In summary, the liver field of pluripotent stem cells has tremendously advanced the last decade with the generation in vitro of cells harboring hepatocytic functions and capable of improving some liver functions in vivo of mouse models with liver deficiency. Even though the hepatic differentiation protocols are presently very efficient and reproducible among different groups, the variability of hepatic differentiation efficiency between PSC lines remains unclear.
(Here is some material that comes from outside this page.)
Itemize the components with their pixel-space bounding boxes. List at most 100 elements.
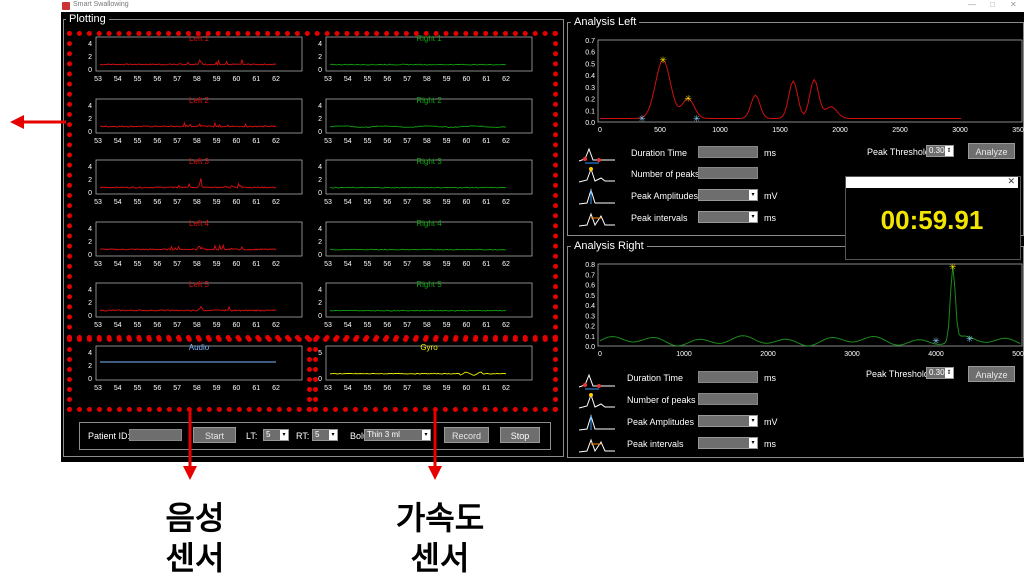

A recent publication from Yamanaka’s group has shown that the variation in hepatic differentiation efficiency of hiPSCs was mostly due to donor differences  rather than the tissue from which the iPSCs were derived as indicated by other studies using mouse [123-125] or human  tissues, or the iPSC derivation methods. This finding may impact our current vision of personalized medicine using hiPSC-Hep for liver functions rescue. In addition to differences in the propensity for hepatic differentiation among PSC lines, the consistency of the regenerative ability of PSC-Hep is still a challenge. Before the use of the PSC-Hep in clinical settings, many issues need to be resolved including namely the purity of the PSC-Hep cultures, the risk of teratoma development and the choice of delivery mode based on the liver damage. In addition to these technical limitations, there is a need to understand the interactions between the transplanted cells and the damaged microenvironment to improve PSC-Hep integration into the liver and their proliferation. One can suspect that some of these crosstalks are universal to all liver injuries, while some are specific to particular damages. Consequently, it is conceivable that understanding the response of the damaged microenvironment will help the generation of customized PSC-Hep to specific liver injuries.